DISCUSSION I. Legal Standard

To survive a motion to dismiss, a plaintiff must provide sufficient factual matter, accepted as true, to state a claim to relief that is plausible on its face. Ashcroft v. Iqbal, 556 U.S. 662, 678 (2009). This requires a complaint to contain enough factual allegations to raise a right to relief above the speculative level. Bell Atlantic Corp. v. Twombly, 550 U.S. 544, 555 (2007). It is not sufficient to merely recite the elements of a claim with conclusory supporting allegations devoid of factual enhancement. Iqbal, 556 U.S. at 678. In considering a motion to dismiss, courts accept well-pled allegations as true and draw all reasonable inferences in the plaintiff’s favor.
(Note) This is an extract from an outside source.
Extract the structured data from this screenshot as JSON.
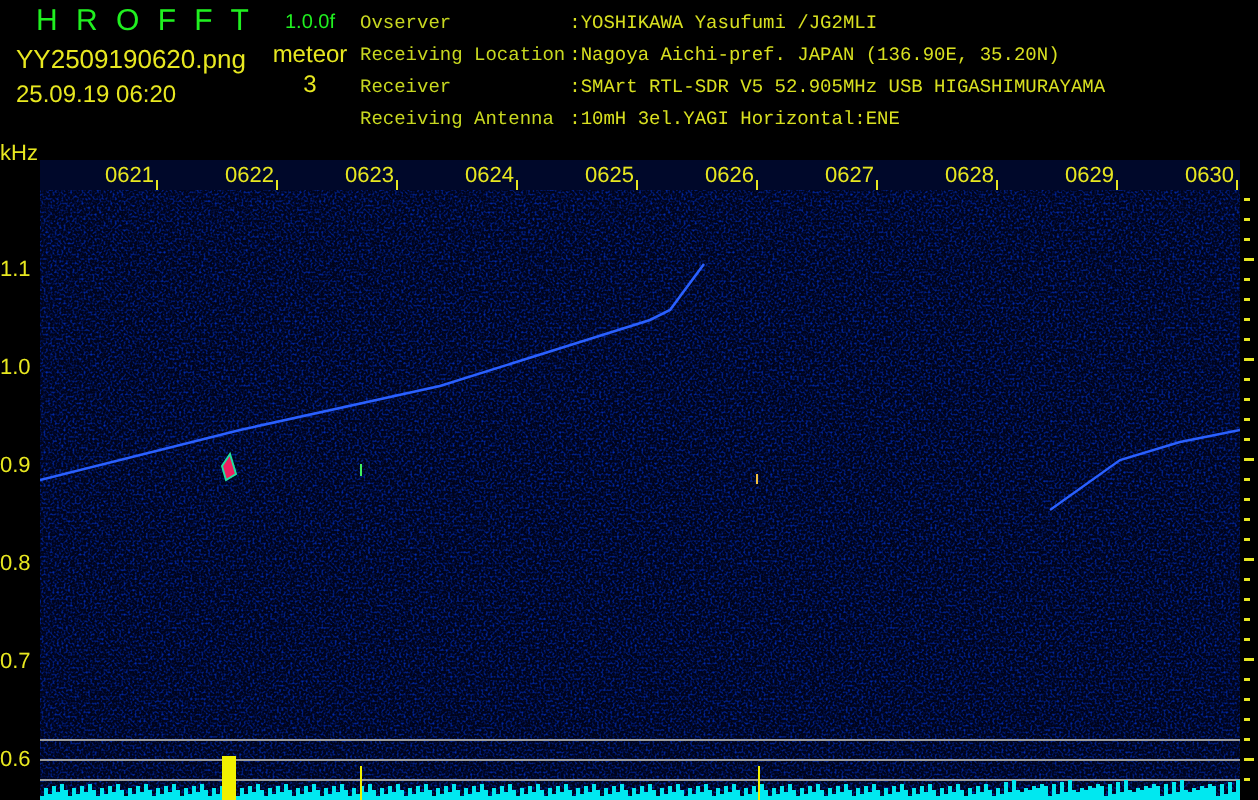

Schriener v. Quicken Loans, Inc., 774 F.3d 442, 444 (8th Cir. 2014). However, legal conclusions, unsupported conclusions,

unwarranted inferences, and sweeping legal conclusions couched as factual allegations may be ignored. See Wiles v. Capitol Indemnity Corp., 280 F.3d 868, 870 (8th Cir. 2002). II. Analysis

Federal courts only have jurisdiction to resolve actual cases and controversies. U.S. Const. Art. III § 2, cl. 1. As the party invoking federal jurisdiction, Jensen has the burden to show that he has standing to assert his claims in federal court. See Lujan v. Defenders of Wildlife, 504 U.S. 555, 561 (1992). He must do so using the manner and degree of evidence required at the current stage of litigation—the motion to dismiss stage here. See id.; Demarais v. Gurstel Chargo, P.A., 869 F.3d 685, 690–91 (8th Cir. 2017). To demonstrate standing, a party must allege an injury in fact, causation, and redressability. Mo. Roundtable for Life v. Carnahan, 676 F.3d 665, 672 (8th Cir. 2012).

An injury in fact is an actual or imminent concrete and particularized invasion of a legally protected interest. Id. To be concrete, the injury must actually exist. Spokeo, Inc. v. Robins, 578 U.S. 330, 340 (2016).